Thursday, November 1, 2012

in matters of recovery, as with revolution, you either triumph or you die.

they say ignorance is bliss, and I had no idea until he plopped a wet lump of beige-colored clay into my hands. 

"mix," he instructed. 

I looked at the lump. I looked at him. at the lump. at him. 

"I beg your pardon?"  

sighing deeply and with a slight roll of those vivid eyes, he sat down and pulled me into his lap with him. his arms reached around to rip a small piece off the mass, and he worked it between his fingers, all the while staring pointedly at me. 

it was stubborn at first, staunchly maintaining its rigidity, but his hands were relentless.  I watched his knuckles turn white with effort, his veins slithered smoothly across trained muscles, and sure enough, the clay began to give.  the heat from his skin took the chill off the topmost layer and those determined fingers pushed it further in with steady, measured kneading.  before long, the piece had been heated through and ended its struggle. he persisted. not satisfied with just having warmed it, he continued until gave in to him completely, the toughness of the raw material reduced to... well, putty. it flowed silkenly under his touch, welcoming him so blatantly I could see the lines of his fingerprints embossed on the surface. 

I don't often feel kinship with inanimate objects, but somehow I'm sure I knew exactly what that clay was going through.  

...all the way up to when he gave it to me and wrapped my hands around it by covering them with his. now the damn clay was on its own, because I hadn't the slightest. 

"mix," he said again. 

under the penetrating eye of the art nazi, I timidly tried to recreate his movements, glancing up at him occasionally to verify that I wasn't making some drastic blunder that would cause the fabric of time to unravel and the world as we know it to cease existing. 

I looked at the clay. I looked at him. I looked at my hands, my shoes, my insecurity, I looked up and away. 
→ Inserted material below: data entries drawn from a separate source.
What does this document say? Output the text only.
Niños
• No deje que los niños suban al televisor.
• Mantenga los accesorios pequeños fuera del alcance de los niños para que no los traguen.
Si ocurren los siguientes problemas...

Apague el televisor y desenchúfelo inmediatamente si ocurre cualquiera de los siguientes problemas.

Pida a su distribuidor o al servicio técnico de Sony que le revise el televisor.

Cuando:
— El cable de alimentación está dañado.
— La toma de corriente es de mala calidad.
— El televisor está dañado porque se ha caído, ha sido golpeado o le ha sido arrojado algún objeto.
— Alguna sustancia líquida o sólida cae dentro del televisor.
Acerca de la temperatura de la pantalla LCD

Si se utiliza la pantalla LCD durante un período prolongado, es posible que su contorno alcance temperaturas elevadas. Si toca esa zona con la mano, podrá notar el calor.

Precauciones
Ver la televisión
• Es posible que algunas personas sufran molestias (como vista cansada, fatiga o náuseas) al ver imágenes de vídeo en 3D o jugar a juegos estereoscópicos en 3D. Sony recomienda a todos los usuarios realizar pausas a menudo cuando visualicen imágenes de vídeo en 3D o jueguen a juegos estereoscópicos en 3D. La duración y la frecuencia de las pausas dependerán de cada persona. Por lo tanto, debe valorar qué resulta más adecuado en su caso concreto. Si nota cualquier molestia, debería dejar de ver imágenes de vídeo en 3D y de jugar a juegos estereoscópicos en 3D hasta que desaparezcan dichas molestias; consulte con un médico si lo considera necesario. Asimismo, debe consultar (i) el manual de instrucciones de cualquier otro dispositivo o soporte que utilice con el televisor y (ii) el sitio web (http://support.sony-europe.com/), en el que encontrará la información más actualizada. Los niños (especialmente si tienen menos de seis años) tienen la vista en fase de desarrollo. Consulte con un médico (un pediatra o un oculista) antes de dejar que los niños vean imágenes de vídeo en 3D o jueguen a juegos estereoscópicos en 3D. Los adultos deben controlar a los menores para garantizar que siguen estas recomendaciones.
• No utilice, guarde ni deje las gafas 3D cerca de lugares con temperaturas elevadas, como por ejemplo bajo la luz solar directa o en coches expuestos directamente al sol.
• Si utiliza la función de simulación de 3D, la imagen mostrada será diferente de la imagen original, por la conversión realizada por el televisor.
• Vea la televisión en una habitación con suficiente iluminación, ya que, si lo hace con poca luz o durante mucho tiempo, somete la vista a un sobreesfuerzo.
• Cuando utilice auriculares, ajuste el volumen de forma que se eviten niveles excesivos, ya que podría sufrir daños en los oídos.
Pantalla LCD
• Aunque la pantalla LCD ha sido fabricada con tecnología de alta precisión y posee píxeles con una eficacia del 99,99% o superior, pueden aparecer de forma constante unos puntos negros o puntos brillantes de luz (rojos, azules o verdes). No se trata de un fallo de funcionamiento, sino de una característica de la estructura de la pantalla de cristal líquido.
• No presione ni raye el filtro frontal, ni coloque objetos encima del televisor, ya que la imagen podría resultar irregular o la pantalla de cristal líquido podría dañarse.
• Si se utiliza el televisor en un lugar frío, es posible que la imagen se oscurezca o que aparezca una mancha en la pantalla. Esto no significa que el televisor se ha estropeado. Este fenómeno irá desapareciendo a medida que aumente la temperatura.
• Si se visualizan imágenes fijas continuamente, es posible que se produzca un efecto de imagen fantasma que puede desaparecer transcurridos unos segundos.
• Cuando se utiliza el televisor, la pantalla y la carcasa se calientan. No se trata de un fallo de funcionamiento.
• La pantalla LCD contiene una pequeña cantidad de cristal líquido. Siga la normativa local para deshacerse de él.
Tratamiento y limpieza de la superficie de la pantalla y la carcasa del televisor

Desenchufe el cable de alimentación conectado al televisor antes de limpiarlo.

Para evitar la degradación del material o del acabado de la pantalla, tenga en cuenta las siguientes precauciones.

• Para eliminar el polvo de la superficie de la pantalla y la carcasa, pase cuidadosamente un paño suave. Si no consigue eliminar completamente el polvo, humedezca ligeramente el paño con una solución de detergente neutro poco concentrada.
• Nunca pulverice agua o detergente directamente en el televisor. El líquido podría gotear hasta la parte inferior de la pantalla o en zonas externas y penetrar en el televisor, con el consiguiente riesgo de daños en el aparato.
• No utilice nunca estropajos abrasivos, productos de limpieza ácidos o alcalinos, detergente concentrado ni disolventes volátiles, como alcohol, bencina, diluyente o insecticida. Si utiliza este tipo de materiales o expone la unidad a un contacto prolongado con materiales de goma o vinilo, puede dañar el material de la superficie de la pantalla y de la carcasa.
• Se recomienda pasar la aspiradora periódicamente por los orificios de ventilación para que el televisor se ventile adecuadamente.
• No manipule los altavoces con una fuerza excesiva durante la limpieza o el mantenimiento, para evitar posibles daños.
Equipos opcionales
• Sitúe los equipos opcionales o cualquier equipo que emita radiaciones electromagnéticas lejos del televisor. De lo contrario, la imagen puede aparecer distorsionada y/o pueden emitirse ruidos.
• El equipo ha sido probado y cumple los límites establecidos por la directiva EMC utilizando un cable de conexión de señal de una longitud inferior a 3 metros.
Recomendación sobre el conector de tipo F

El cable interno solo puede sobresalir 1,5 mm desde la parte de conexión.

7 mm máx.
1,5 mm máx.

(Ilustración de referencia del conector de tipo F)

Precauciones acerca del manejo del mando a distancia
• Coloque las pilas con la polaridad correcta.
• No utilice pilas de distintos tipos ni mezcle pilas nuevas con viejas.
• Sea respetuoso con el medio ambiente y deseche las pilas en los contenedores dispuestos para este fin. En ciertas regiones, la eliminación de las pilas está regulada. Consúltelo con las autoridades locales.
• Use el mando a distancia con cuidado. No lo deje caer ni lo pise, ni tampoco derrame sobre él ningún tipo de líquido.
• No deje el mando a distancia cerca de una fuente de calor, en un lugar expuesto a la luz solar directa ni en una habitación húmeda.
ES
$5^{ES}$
he never took his eyes off me. 

I had likened him to the calm before a storm in the beginning.  now the comparison suspended itself thickly in the air around us, saturated it like the humidity before Florida rain.  his eyes today were crystal clear, the waves shushed and stilled, their constant bombarding on my skin replaced  by the weight of his intent. 

I'd spent much of my life greedily  keeping myself from other people, and when I met her, Imogene, Imogene, my beginning, my end, I all but threw the gates open, practically kicked the fuckers down, and let the parts of me that had been carefully saved and preserved flood her. it swept her away. a twinge of guilt licked at my insides, maybe she drowned in it.  well she was gone now and it was gone now, the reserves emptied, and I was exhausted from expelling all that energy on such a tiny little thing.  she was little, too. frail might not be the word I'm looking for but it's the word I'm going to use.  sitting in his lap at that exact moment, the lump of clay cooling in my immobile, incompetent hands, something akin to all the secrets I'd been keeping snaked out towards him. it creeped past the gates that once held it as they drooped lamely from broken hinges.  right before it reached his sternum, he abruptly stood, and I went flying with all the grace of a politician's smear campaign. 

but once I steadied myself, I mustered the courage to look
back into that uncharacteristically calm ocean, and my secrets, at his level, stared him down too. 

he never took his eyes off me. 

they say you can feel a good strong storm brewing in your bones, but my bones felt like mush. instead the empty rooms of my recovering heart, where Imogene used to hide, echoed with electricity that rumbled in clouds I couldn't see.   the walls shook, reminding me needlessly that, pending background check and security deposit, we were open for another tenant. it had taken awhile, the last one had left the place in shambles, but it cleaned up real nice. 

the storm was coming.  I could almost smell it. 

a few blocks away, some two stories and six feet below us, a cheap pine box lay buried, stamped with numbers I couldn't recall.